While for the first category digitalization has already had a critical impact and will continue to increase the added value of their work, for the latter the effect is the opposite. The majority of these workers will be impacted negatively and the value of their work will decline. Here we see a paradox. The need for workers to fill less qualified jobs will increase dramatically in the near future because of the migration of local workers abroad, especially the less qualified ones, and the lack of so-called ‘retraining’. Estimates suggest that up to 1 million positions were vacant in 2017. We can already talk about massive opportunity costs for the entire local economy, which translates into a significant slowdown of the rate of development generated by the lack of workforce, be it qualified/digitalized or not.
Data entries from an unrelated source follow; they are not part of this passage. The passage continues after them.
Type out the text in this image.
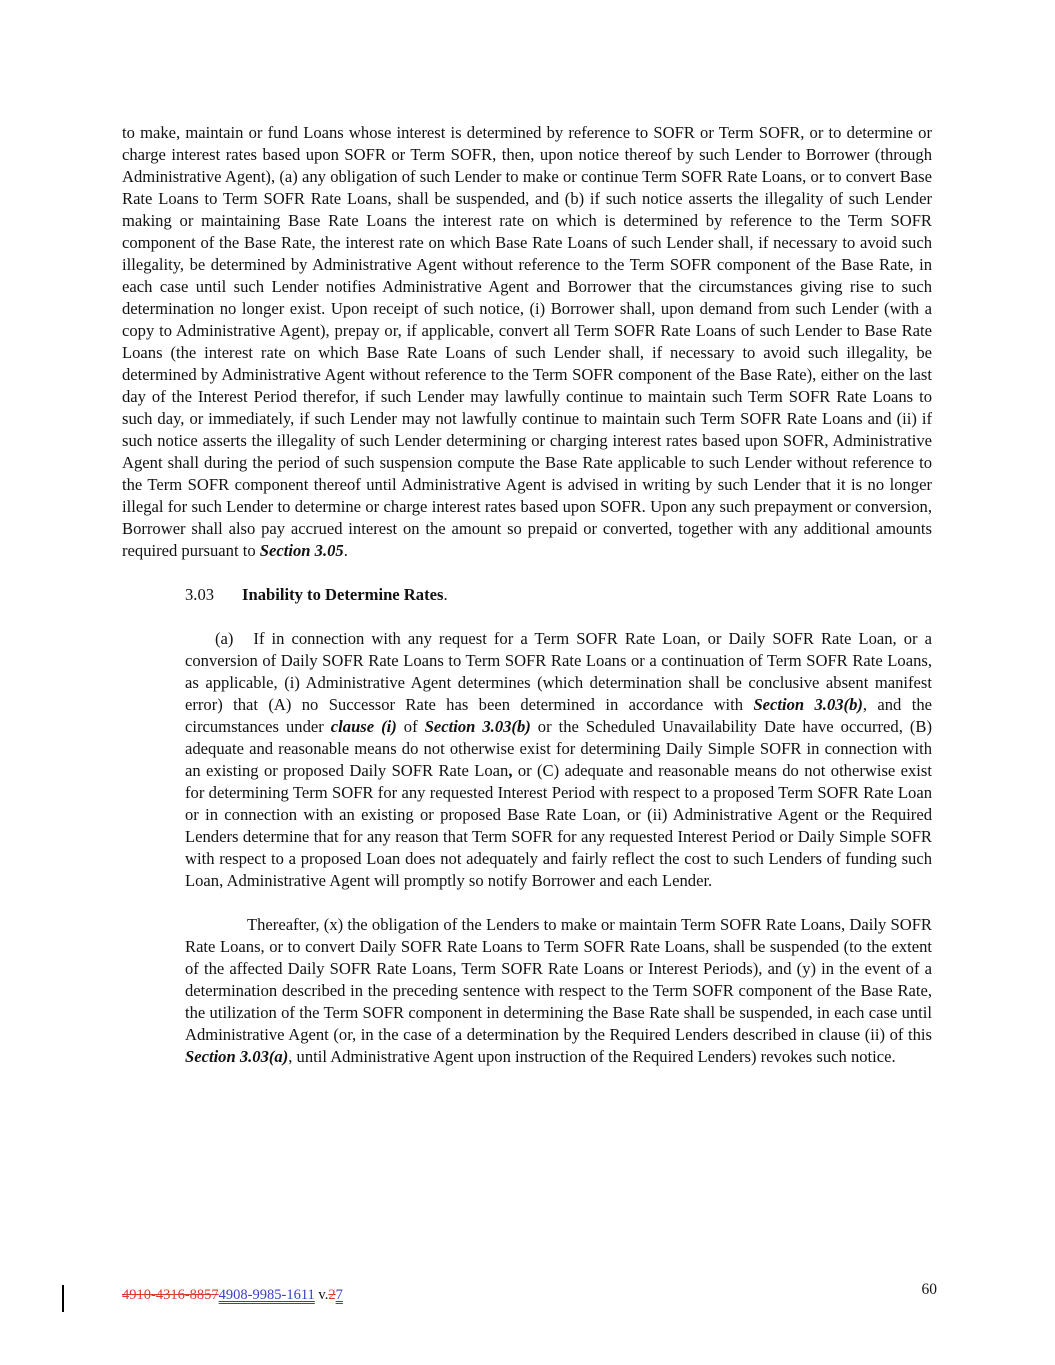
to make, maintain or fund Loans whose interest is determined by reference to SOFR or Term SOFR, or to determine or charge interest rates based upon SOFR or Term SOFR, then, upon notice thereof by such Lender to Borrower (through Administrative Agent), (a) any obligation of such Lender to make or continue Term SOFR Rate Loans, or to convert Base Rate Loans to Term SOFR Rate Loans, shall be suspended, and (b) if such notice asserts the illegality of such Lender making or maintaining Base Rate Loans the interest rate on which is determined by reference to the Term SOFR component of the Base Rate, the interest rate on which Base Rate Loans of such Lender shall, if necessary to avoid such illegality, be determined by Administrative Agent without reference to the Term SOFR component of the Base Rate, in each case until such Lender notifies Administrative Agent and Borrower that the circumstances giving rise to such determination no longer exist. Upon receipt of such notice, (i) Borrower shall, upon demand from such Lender (with a copy to Administrative Agent), prepay or, if applicable, convert all Term SOFR Rate Loans of such Lender to Base Rate Loans (the interest rate on which Base Rate Loans of such Lender shall, if necessary to avoid such illegality, be determined by Administrative Agent without reference to the Term SOFR component of the Base Rate), either on the last day of the Interest Period therefor, if such Lender may lawfully continue to maintain such Term SOFR Rate Loans to such day, or immediately, if such Lender may not lawfully continue to maintain such Term SOFR Rate Loans and (ii) if such notice asserts the illegality of such Lender determining or charging interest rates based upon SOFR, Administrative Agent shall during the period of such suspension compute the Base Rate applicable to such Lender without reference to the Term SOFR component thereof until Administrative Agent is advised in writing by such Lender that it is no longer illegal for such Lender to determine or charge interest rates based upon SOFR. Upon any such prepayment or conversion, Borrower shall also pay accrued interest on the amount so prepaid or converted, together with any additional amounts required pursuant to Section 3.05.

3.03 Inability to Determine Rates.

(a) If in connection with any request for a Term SOFR Rate Loan, or Daily SOFR Rate Loan, or a conversion of Daily SOFR Rate Loans to Term SOFR Rate Loans or a continuation of Term SOFR Rate Loans, as applicable, (i) Administrative Agent determines (which determination shall be conclusive absent manifest error) that (A) no Successor Rate has been determined in accordance with Section 3.03(b), and the circumstances under clause (i) of Section 3.03(b) or the Scheduled Unavailability Date have occurred, (B) adequate and reasonable means do not otherwise exist for determining Daily Simple SOFR in connection with an existing or proposed Daily SOFR Rate Loan, or (C) adequate and reasonable means do not otherwise exist for determining Term SOFR for any requested Interest Period with respect to a proposed Term SOFR Rate Loan or in connection with an existing or proposed Base Rate Loan, or (ii) Administrative Agent or the Required Lenders determine that for any reason that Term SOFR for any requested Interest Period or Daily Simple SOFR with respect to a proposed Loan does not adequately and fairly reflect the cost to such Lenders of funding such Loan, Administrative Agent will promptly so notify Borrower and each Lender.

Thereafter, (x) the obligation of the Lenders to make or maintain Term SOFR Rate Loans, Daily SOFR Rate Loans, or to convert Daily SOFR Rate Loans to Term SOFR Rate Loans, shall be suspended (to the extent of the affected Daily SOFR Rate Loans, Term SOFR Rate Loans or Interest Periods), and (y) in the event of a determination described in the preceding sentence with respect to the Term SOFR component of the Base Rate, the utilization of the Term SOFR component in determining the Base Rate shall be suspended, in each case until Administrative Agent (or, in the case of a determination by the Required Lenders described in clause (ii) of this Section 3.03(a), until Administrative Agent upon instruction of the Required Lenders) revokes such notice.

4910-4316-88574908-9985-1611 v.27	60
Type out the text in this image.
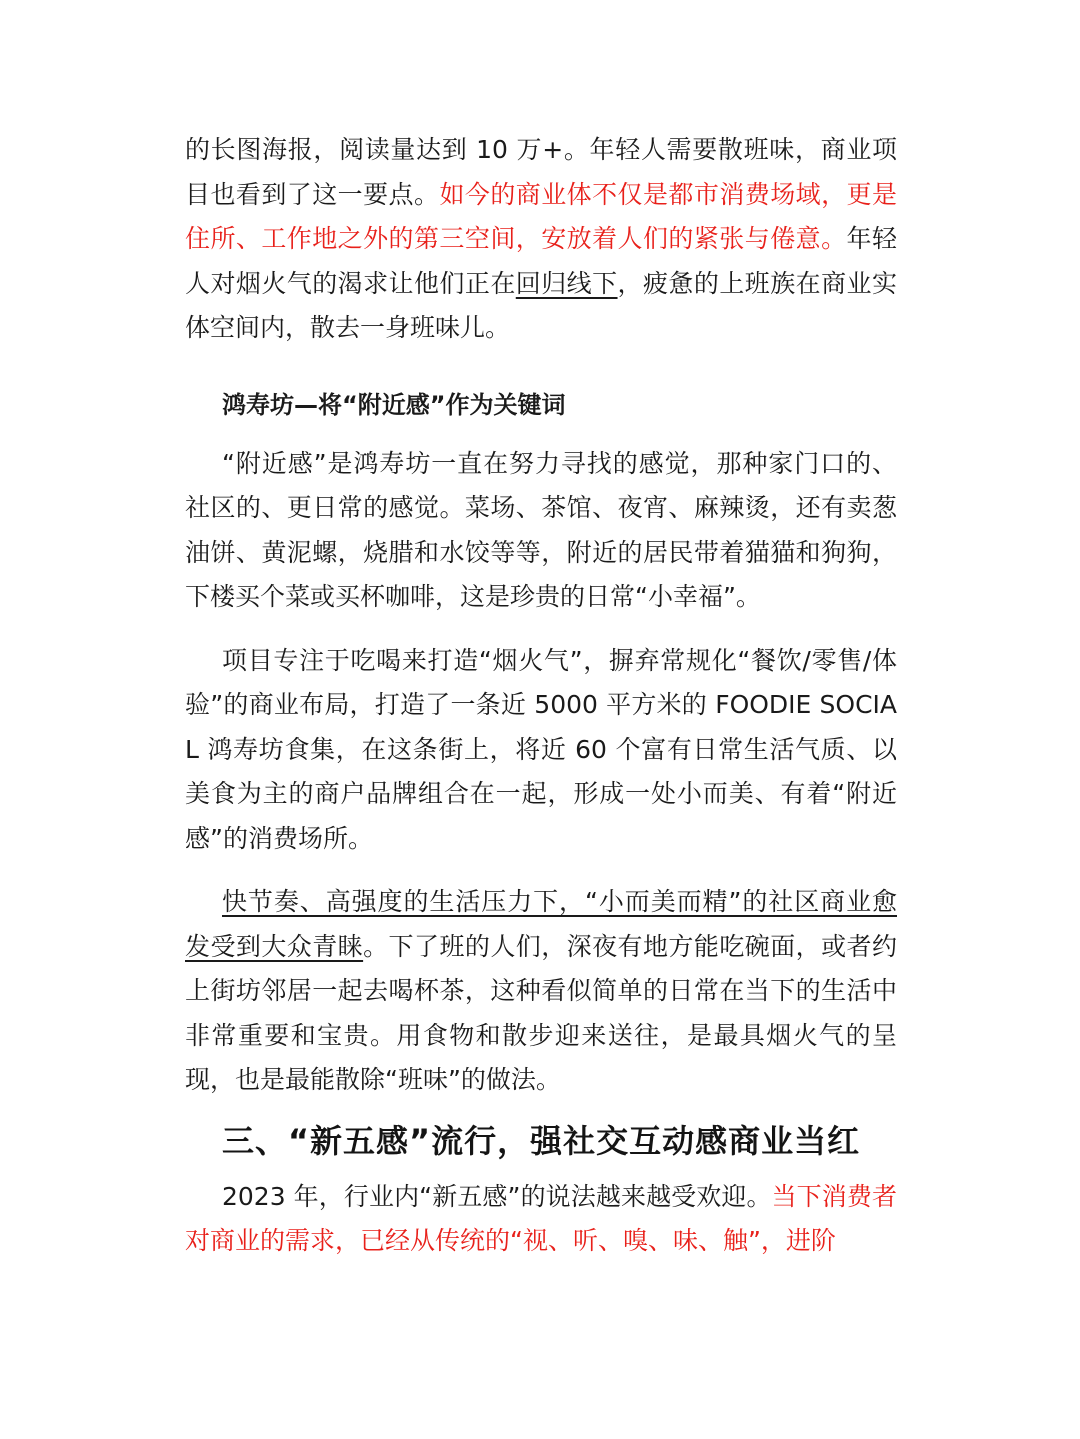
的长图海报，阅读量达到 10 万+。年轻人需要散班味，商业项目也看到了这一要点。如今的商业体不仅是都市消费场域，更是住所、工作地之外的第三空间，安放着人们的紧张与倦意。年轻人对烟火气的渴求让他们正在回归线下，疲惫的上班族在商业实体空间内，散去一身班味儿。

鸿寿坊—将“附近感”作为关键词

“附近感”是鸿寿坊一直在努力寻找的感觉，那种家门口的、社区的、更日常的感觉。菜场、茶馆、夜宵、麻辣烫，还有卖葱油饼、黄泥螺，烧腊和水饺等等，附近的居民带着猫猫和狗狗，下楼买个菜或买杯咖啡，这是珍贵的日常“小幸福”。

项目专注于吃喝来打造“烟火气”，摒弃常规化“餐饮/零售/体验”的商业布局，打造了一条近 5000 平方米的 FOODIE SOCIAL 鸿寿坊食集，在这条街上，将近 60 个富有日常生活气质、以美食为主的商户品牌组合在一起，形成一处小而美、有着“附近感”的消费场所。

快节奏、高强度的生活压力下，“小而美而精”的社区商业愈发受到大众青睐。下了班的人们，深夜有地方能吃碗面，或者约上街坊邻居一起去喝杯茶，这种看似简单的日常在当下的生活中非常重要和宝贵。用食物和散步迎来送往，是最具烟火气的呈现，也是最能散除“班味”的做法。

三、“新五感”流行，强社交互动感商业当红

2023 年，行业内“新五感”的说法越来越受欢迎。当下消费者对商业的需求，已经从传统的“视、听、嗅、味、触”，进阶
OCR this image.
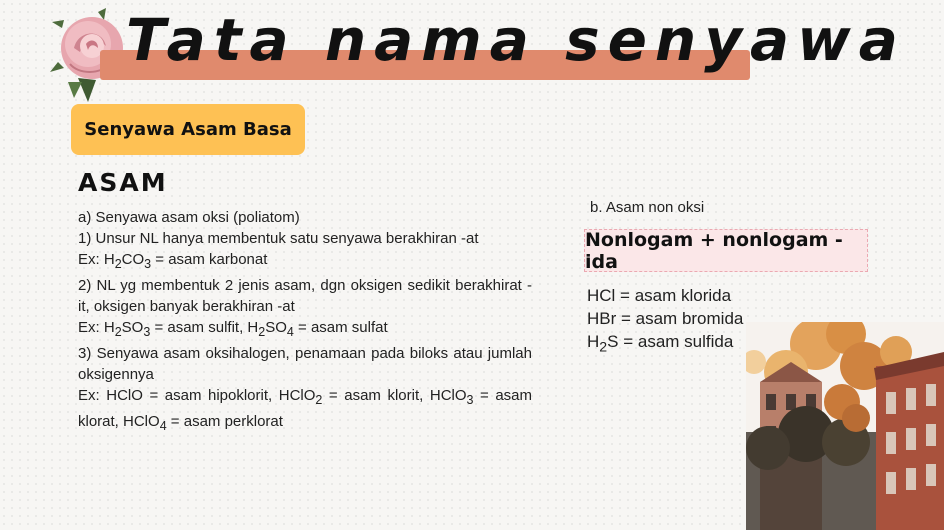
Tata nama senyawa
Senyawa Asam Basa
ASAM

a) Senyawa asam oksi (poliatom)

1) Unsur NL hanya membentuk satu senyawa berakhiran -at

Ex: $H_2CO_3$ = asam karbonat

2) NL yg membentuk 2 jenis asam, dgn oksigen sedikit berakhirat -it, oksigen banyak berakhiran -at

Ex: $H_2SO_3$ = asam sulfit, $H_2SO_4$ = asam sulfat

3) Senyawa asam oksihalogen, penamaan pada biloks atau jumlah oksigennya

Ex: HClO = asam hipoklorit, HClO$_2$ = asam klorit, HClO$_3$ = asam klorat, HClO$_4$ = asam perklorat

b. Asam non oksi
Nonlogam + nonlogam -ida
HCl = asam klorida
HBr = asam bromida
$H_2S$ = asam sulfida
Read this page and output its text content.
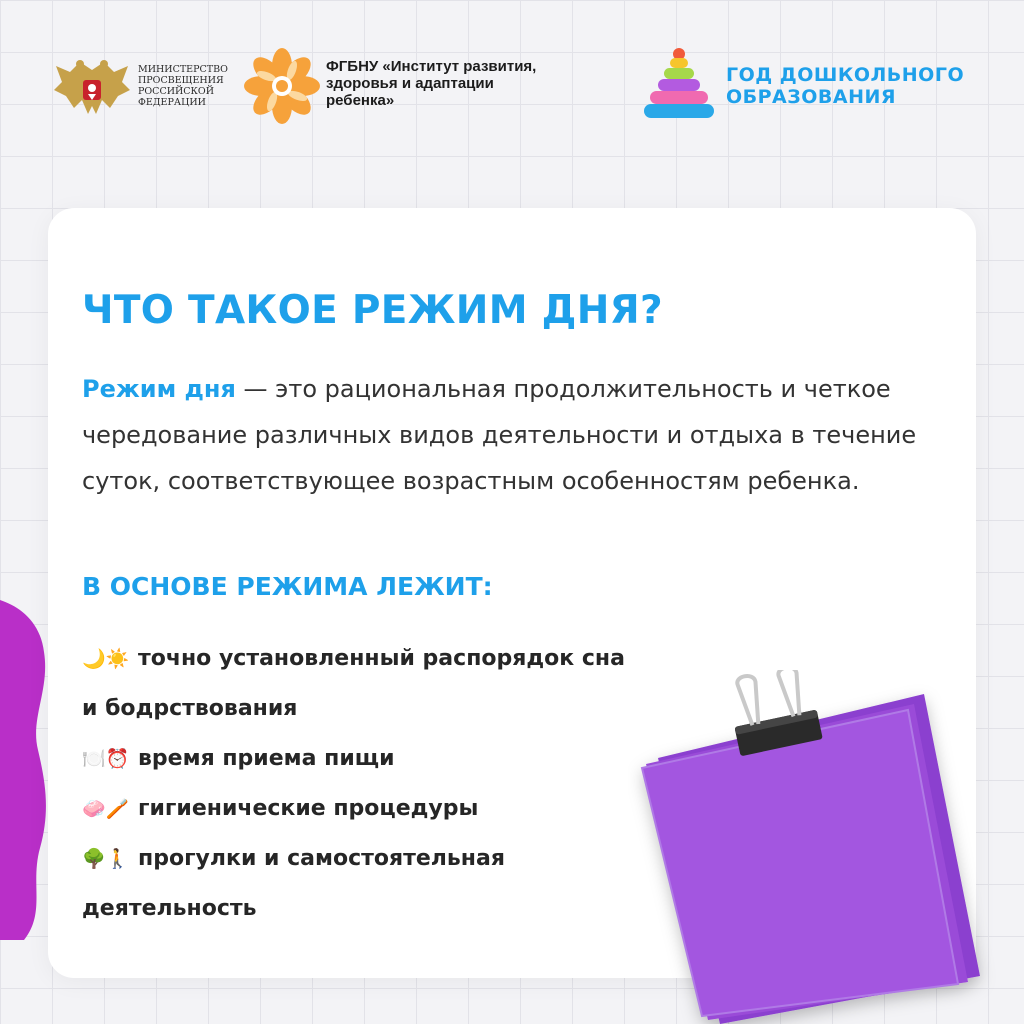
МИНИСТЕРСТВО
ПРОСВЕЩЕНИЯ
РОССИЙСКОЙ
ФЕДЕРАЦИИ

ФГБНУ «Институт развития,
здоровья и адаптации
ребенка»

ГОД ДОШКОЛЬНОГО
ОБРАЗОВАНИЯ

ЧТО ТАКОЕ РЕЖИМ ДНЯ?

Режим дня — это рациональная продолжительность и четкое чередование различных видов деятельности и отдыха в течение суток, соответствующее возрастным особенностям ребенка.

В ОСНОВЕ РЕЖИМА ЛЕЖИТ:
🌙☀️ точно установленный распорядок сна
и бодрствования
🍽️⏰ время приема пищи
🧼🪥 гигиенические процедуры
🌳🚶 прогулки и самостоятельная
деятельность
All sectors are already or will be highly affected by the digitalization phenomenon. Here are some of those which digitalization has already impacted or will have a significant positive or negative impact:
Technology industries / IT – Romania has a significant advantage in this field, which I think could be maintained and developed if this sector continues to be seen by the Romanian state as a strategic one for economic development.
Creative industries (mainly marketing and advertising) – Romania has a competitive advantage in this sector in Eastern Europe, being one of the countries with the most awards won at international festivals and with the largest number of regional creative directors.
Agriculture – the reality is that the conventional agricultural model is obsolete and has become a real brake on the development of this sector. The polarization of the workforce is probably strongest in this sector and so it is easiest to see it. Digitalized agri-businesses (applications that integrate recommendations depending on weather conditions, types of crops, type of the infield, cropping time) are the only ones that can achieve the productivity needed to do business in the new economy. An increasing number of such companies are moving away from using traditional, interim, low- or no-skilled workers to the advantage of the highly qualified and digitalized workforce.
Tourism – Given the fact that applications like Airbnb have revolutionized this sector at international level, it must adapt to the new conditions or suffer.